Green beans just don't seem to make it with newly hatched babies and some of them started to die. Some were moved to another algae covered tank where they survived for a while and then died off one by one. An algae covered anubias was placed in the spawning tank and this was cleaned off quite rapidly but less than half of our first spawn survived and we weren't satisfied.
After resting for 5 days the Sturisoma pair did it again. This time I got to observe and even take some pictures. As usual the courtship dance took place at night and, conveniently, on the front glass of the tank. The male assumed a position below the female and gradually moved up until he was above her on the glass. All of this was accompanied by much swishing of those long tails. After what seemed like a very long time he moved down beside her and with much mutual quivering she produced two or three eggs from her ovipositor which he instantly fertilized. The process continued until, by morning, he was tending 56 eggs. Eight days later they had all hatched. This pattern of spawning roughly every two weeks with spawns averaging between 50 and 70 eggs has continued to the present, (end of February).
Our search for a more acceptable baby food led us to an article on the Internet by Adrian R. Tappin <firstname.lastname@example.org> describing success with a mixture of spirulina powder and agar agar. We have been trying this and it seems to be working fairly well. Some babies don't make it but a lot do survive and grow quite rapidly. About 60 of the larger ones have been moved to their own tank where they are doing well and the parent tank is still somewhat crowded. It has been fun but we have begun to wonder if the pair has an off switch.
The mystery of which species they may be remains. They have the same attractive arrow shaped pattern pointing back to the dorsal as the aureum and their spawning habits are similar but they are much smaller. Our male measures only about 6 inches in total length whereas the aureum species is known to reach 10 inches.

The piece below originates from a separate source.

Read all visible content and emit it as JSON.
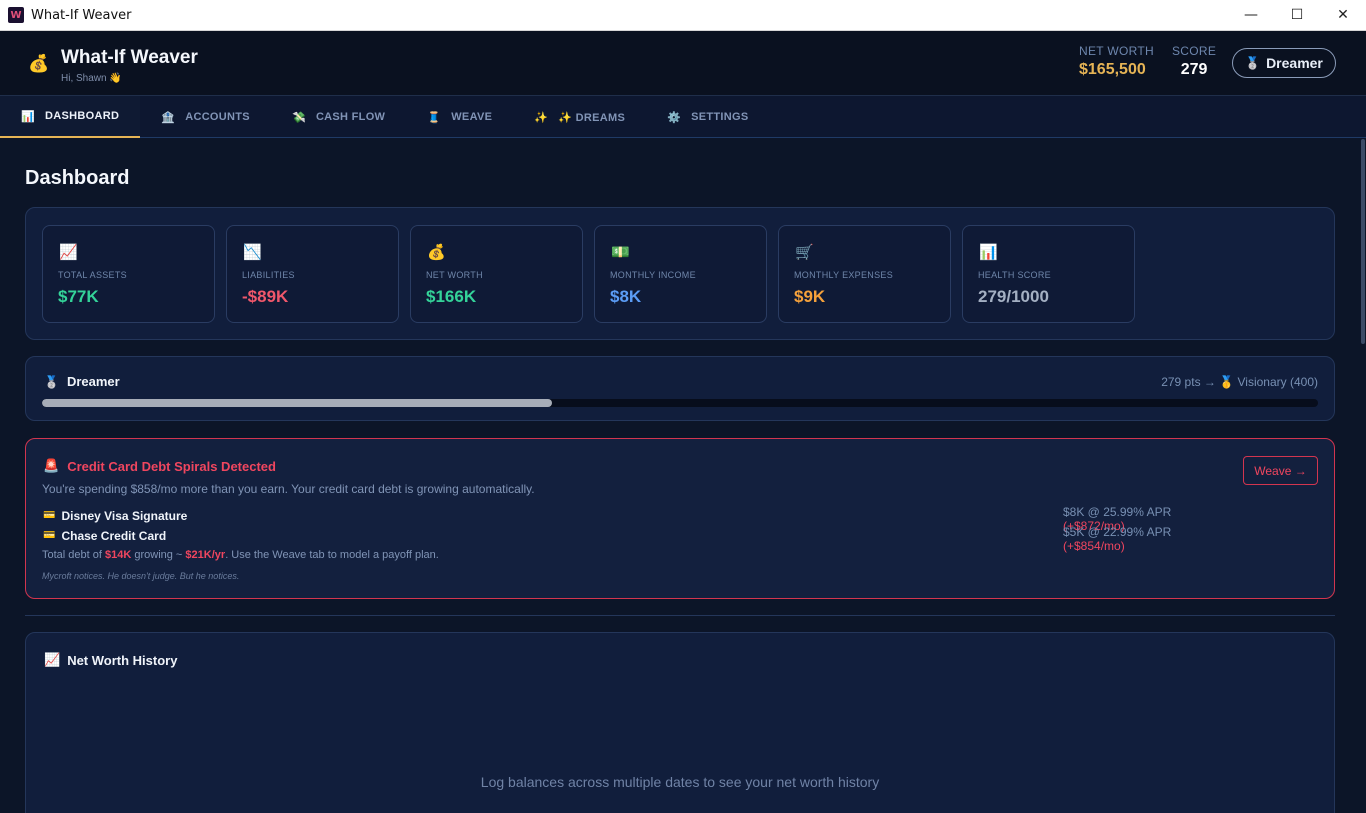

In some ways they better fit the description of the Sturisoma panamense. By the way, Mr. Tappin thinks that aureum and panamense may be the same species but from different locations. This is an interesting suggestion but in addition to the size difference our babies have very little evidence of a yolk sack when they are hatched and he describes the aureum babies as hanging around the hatching site until their yolk sacks have been absorbed.
Until we can get some expert confirmation we will continue to call them Sturisoma species or Twig Cats and we highly recommend these peaceful, interesting creatures to anyone who appreciates catfish.
Update - September 11, 1998 - a 2nd generation pair of Sturisoma have spawned. They're about nine months old and approx. 4 inches long.
NOTE: If you find a tank in a pet store listing Royal Farlowella, check carefully. For reasons I can't fathom, the genus Farlowella is sometimes used as a common name for the genus Sturisoma. If the fish in the tank have long beak-like protuberances (noses) and no cheek bristles, they likely are a Farlowella species. The family Loricariidae includes both genuses plus other armour-plated catfish.
Update - Dec. 1, 1999 - these fish may very well turn out to be Sturisomatichthys leightoni, also known as Dwarf Royal Farlowella.